First off, anybody who puts down Robert Pattinson as an actor because of his Edward Cullen vampire history is a hater – straight up. The kid’s got major talent, proving it in “Cosmopolis.” He plays billionaire asset manager Eric Packer, a young sex addict who rides around New York City in his stretch limousine complete with a high-tech office, a hideaway toilet, and more than enough room for casual mid-day procreative endeavors.
Packer is completely disconnected from reality and doesn’t want to be seen by anyone. He hides in his limousine, where he believes he is physically protected by his bodyguard Torval (Kevan Durand) and intellectually protected by his supercomputers and countless jargon-speaking employees. But Eric is truly uneasy, in part because he can’t get his newly married multi-billionaire wife to put out in bed but also because his assets are crumbling to nothing amidst the devaluation of the US dollar. Putting the cherry on top of this bad day is the fact that he can’t get down the street to his barber for a haircut because there is a giant Occupy-like protest invading the streets, with the demonstrators holding rats that are supposed to represent what the U.S. currency has turned to.
“Cosmopolis” might be only for fans of David Cronenberg. The plot structure might not be accessible for those who are not familiar with his less comprehensible work, as every topic is ambiguous; nothing is concrete. This is the kind of film for someone who doesn’t mind waiting in the theater for a while for the arrival of the climax, as the tense atmosphere builds slowly but sturdily and the dialogue continually repeats its statements and even questions them. Characters arrive and leave within ten minutes, including Jay Baruchal (of “Goon”) who was damn near perfect for the short time him and Pattinson babbled about pretentious philosophical and mathematical topics.

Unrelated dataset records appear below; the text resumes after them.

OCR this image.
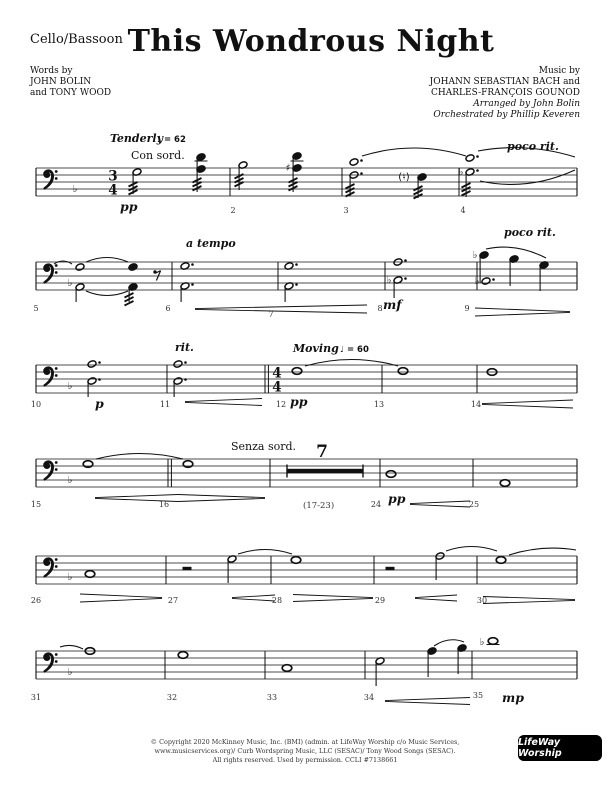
Cello/Bassoon This Wondrous Night
Words by
JOHN BOLIN
and TONY WOOD
Music by
JOHANN SEBASTIAN BACH and
CHARLES-FRANÇOIS GOUNOD
Arranged by John Bolin
Orchestrated by Phillip Keveren
♭
3
4
♯
(♮)	♭
Tenderly
♩ = 62
Con sord.
poco rit.
pp	2	3	4
♭	♭
♭
♭
a tempo
poco rit.
mf
5	6
7
8	9
♭
4
4
rit.	Moving ♩ = 60
p	pp
10	11	12	13	14
♭
7
(17-23)
Senza sord.
pp
15	16	24	25
♭
26	27	28	29	30
♭
♭
mp
31	32	33	34	35
© Copyright 2020 McKinney Music, Inc. (BMI) (admin. at LifeWay Worship c/o Music Services,
www.musicservices.org)/ Curb Wordspring Music, LLC (SESAC)/ Tony Wood Songs (SESAC).
All rights reserved. Used by permission. CCLI #7138661
LifeWay Worship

When the camera isn’t stationary in the limousine, it elegantly moves and tracks Packer as he becomes more and more paranoid and senseless. 100 people could watch this movie and there would still be probably 50-100 different outlooks on what it was about. The amount of pure thought that went into the creation of “Cosmopolis” is astounding, and I will surely be watching it again and again to catch anything I missed. This is something that you should surely see for yourself, as your reaction will unquestionably differ from most others’ – but either way, director David Cronenberg will intriguingly shock you with this film as he’s known to do.